Suppose we have a vector $\vec{x}$ given by the equation
$\vec{x} = \begin{bmatrix}\frac{7}{3}\\-2\\0\end{bmatrix} + t\begin{bmatrix}0\\1\\1\end{bmatrix}$.
I wish to choose $t$ such that the length of $\vec{x}$ is as small as possible.
The solution I have states
$\|\vec{x}\|^2 = \frac{85}{9} - 4t + t^{2}2$
minimizing respect to $t$ yields
$-4 + 4t = 0 \implies t = 1$.
Therefore the smallest $\vec{x}$ is $\begin{bmatrix}\frac{7}{3}\\-1\\1\end{bmatrix}$.
I am a bit confused with how they got $-4 + 4t = 0$ from $\|\vec{x}\|^2$.

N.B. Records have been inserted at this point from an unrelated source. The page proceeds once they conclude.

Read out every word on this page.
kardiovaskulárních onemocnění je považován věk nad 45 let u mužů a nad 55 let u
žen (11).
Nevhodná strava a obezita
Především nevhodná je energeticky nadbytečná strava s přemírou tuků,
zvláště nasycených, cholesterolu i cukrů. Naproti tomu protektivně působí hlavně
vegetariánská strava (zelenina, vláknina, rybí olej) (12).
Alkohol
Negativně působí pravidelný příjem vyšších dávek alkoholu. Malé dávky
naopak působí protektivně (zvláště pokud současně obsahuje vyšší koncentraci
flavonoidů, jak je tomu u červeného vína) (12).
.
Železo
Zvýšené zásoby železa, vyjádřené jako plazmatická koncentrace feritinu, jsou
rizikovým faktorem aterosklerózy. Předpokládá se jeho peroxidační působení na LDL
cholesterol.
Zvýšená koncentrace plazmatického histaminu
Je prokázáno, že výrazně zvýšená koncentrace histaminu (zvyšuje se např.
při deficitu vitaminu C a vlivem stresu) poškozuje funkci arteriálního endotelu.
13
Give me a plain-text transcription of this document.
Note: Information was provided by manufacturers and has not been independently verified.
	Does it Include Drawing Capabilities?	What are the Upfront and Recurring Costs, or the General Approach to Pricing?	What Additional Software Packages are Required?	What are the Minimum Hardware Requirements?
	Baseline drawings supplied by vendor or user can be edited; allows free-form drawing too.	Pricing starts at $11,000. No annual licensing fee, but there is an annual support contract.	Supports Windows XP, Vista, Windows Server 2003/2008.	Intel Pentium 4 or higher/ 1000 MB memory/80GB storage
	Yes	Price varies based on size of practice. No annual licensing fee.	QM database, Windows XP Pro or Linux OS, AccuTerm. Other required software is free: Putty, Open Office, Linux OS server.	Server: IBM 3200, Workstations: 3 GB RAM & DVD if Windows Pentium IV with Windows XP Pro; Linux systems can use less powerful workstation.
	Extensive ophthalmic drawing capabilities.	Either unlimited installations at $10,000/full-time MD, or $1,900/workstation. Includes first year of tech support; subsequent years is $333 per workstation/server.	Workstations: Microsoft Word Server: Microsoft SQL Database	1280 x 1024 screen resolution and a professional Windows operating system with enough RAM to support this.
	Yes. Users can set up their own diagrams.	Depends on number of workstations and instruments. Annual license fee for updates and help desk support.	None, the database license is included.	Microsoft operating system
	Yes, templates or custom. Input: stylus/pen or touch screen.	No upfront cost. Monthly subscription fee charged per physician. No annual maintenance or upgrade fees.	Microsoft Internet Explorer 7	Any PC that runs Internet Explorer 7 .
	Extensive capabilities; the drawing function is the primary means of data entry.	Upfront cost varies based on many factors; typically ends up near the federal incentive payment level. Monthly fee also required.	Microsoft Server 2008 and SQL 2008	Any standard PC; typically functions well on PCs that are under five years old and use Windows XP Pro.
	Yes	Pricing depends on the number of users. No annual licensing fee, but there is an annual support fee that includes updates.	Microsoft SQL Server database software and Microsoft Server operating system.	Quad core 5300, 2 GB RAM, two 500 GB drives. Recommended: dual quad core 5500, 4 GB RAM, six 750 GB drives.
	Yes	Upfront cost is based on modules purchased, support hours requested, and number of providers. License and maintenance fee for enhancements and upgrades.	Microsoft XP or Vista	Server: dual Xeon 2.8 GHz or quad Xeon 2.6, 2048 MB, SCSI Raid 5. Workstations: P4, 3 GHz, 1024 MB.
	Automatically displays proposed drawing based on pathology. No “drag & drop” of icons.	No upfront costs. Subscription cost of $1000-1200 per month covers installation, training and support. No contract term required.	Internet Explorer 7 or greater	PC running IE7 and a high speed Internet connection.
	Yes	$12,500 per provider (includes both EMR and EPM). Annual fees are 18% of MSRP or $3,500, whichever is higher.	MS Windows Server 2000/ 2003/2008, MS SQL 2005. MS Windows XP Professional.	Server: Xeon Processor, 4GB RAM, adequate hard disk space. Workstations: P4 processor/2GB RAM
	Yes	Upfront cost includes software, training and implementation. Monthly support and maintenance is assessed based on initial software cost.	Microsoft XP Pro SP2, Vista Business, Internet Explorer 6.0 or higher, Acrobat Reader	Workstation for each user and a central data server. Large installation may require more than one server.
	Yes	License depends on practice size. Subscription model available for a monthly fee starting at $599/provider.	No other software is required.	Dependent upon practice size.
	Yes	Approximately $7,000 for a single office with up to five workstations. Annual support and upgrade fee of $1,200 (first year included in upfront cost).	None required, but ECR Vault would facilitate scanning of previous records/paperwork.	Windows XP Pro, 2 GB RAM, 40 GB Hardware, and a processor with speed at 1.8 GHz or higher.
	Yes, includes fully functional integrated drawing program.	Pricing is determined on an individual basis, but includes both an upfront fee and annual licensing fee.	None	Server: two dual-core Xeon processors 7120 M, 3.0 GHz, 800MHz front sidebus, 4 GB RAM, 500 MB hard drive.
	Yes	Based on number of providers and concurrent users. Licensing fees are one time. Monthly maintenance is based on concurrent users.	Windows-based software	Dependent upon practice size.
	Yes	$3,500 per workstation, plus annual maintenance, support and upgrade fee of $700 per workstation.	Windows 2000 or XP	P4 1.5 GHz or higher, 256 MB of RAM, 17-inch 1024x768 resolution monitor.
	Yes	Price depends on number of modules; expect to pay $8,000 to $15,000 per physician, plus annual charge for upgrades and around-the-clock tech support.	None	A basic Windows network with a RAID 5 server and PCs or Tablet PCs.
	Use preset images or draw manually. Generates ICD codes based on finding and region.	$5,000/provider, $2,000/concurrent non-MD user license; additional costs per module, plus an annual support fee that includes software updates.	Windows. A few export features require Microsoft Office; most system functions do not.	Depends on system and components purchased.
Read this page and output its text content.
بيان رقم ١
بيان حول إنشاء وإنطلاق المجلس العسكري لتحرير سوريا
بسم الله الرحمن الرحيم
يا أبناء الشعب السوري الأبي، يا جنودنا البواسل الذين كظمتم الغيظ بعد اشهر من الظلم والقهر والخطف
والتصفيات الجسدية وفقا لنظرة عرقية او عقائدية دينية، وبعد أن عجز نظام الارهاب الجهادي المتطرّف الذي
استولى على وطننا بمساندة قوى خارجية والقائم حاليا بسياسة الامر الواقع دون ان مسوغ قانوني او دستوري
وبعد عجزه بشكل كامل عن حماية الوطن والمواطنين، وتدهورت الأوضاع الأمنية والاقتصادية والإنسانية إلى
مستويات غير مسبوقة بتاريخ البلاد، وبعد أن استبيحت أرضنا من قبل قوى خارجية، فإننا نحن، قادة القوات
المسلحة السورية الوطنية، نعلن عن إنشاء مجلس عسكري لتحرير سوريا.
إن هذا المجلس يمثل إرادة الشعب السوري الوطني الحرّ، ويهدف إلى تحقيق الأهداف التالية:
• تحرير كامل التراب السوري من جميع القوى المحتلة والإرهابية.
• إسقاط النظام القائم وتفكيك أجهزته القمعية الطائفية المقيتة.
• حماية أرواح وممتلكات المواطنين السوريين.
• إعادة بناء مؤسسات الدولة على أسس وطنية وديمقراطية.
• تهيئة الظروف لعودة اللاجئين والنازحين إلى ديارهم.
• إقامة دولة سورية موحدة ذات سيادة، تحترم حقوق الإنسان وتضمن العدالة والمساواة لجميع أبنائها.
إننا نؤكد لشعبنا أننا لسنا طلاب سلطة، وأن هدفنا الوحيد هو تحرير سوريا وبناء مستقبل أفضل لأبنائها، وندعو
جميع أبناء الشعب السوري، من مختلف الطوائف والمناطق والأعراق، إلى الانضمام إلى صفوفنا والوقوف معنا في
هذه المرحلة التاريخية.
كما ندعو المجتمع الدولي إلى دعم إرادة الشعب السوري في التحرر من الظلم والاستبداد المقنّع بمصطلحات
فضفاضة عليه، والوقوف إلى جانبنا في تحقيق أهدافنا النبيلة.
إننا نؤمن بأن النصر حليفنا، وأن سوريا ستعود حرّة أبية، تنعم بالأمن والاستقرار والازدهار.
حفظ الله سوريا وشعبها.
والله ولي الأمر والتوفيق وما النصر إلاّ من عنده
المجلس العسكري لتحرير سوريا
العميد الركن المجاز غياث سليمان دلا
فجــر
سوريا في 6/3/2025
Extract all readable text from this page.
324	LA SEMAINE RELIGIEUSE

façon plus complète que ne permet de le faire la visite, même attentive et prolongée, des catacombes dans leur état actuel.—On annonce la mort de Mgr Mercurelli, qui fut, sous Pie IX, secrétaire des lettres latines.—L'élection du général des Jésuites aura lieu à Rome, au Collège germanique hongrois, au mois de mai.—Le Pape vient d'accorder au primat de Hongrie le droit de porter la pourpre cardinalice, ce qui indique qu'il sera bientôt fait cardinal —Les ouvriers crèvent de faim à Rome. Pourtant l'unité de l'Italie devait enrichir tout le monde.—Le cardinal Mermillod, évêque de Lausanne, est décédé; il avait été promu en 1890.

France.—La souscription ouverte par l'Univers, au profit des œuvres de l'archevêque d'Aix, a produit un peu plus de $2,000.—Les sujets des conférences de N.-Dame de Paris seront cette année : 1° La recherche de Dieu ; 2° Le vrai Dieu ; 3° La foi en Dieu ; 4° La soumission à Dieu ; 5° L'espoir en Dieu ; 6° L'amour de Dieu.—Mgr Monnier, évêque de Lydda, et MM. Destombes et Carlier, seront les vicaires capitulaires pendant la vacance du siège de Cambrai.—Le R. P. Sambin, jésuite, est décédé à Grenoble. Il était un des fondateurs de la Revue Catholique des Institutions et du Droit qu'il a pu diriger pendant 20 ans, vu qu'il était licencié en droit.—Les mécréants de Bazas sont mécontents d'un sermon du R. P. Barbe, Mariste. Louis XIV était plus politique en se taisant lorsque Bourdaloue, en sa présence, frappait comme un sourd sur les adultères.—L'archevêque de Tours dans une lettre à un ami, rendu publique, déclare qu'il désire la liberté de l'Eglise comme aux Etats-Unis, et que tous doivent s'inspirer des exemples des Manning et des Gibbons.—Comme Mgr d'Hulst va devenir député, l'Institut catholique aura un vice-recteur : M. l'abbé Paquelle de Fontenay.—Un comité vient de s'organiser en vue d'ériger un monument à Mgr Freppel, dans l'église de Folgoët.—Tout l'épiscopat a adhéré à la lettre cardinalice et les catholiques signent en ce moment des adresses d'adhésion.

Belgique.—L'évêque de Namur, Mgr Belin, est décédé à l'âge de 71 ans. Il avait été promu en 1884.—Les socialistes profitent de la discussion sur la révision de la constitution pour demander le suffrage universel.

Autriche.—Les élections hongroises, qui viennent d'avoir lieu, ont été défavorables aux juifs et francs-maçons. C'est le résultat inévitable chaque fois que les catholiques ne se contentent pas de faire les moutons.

Is there something I am missing?
Any help would be appreciated.
Thank you for reading.
The first part of the solution finds the magnitude of $\vec x$ in respect to the variable $t$. The second part optimizes $t$ by finding the derivative of the magnitude of $\vec x$. The derivative $-4t + 4t$ has zeroes that are the maximums and minimums of the parent function. So, by setting the derivative equal to $0$ and solving, we find a value of $t$ such that the value corresponds to the minimum of the magnitude. You can tell that it is a minimum by inspection; the function of magnitude in respect to $t$ is an upward facing parabola, so its vertex is a minimum. Then, you just plug in said value of $t$ (which in this case is 1) into the original vector $\vec x$ and voila, you have your minimum length of the vector.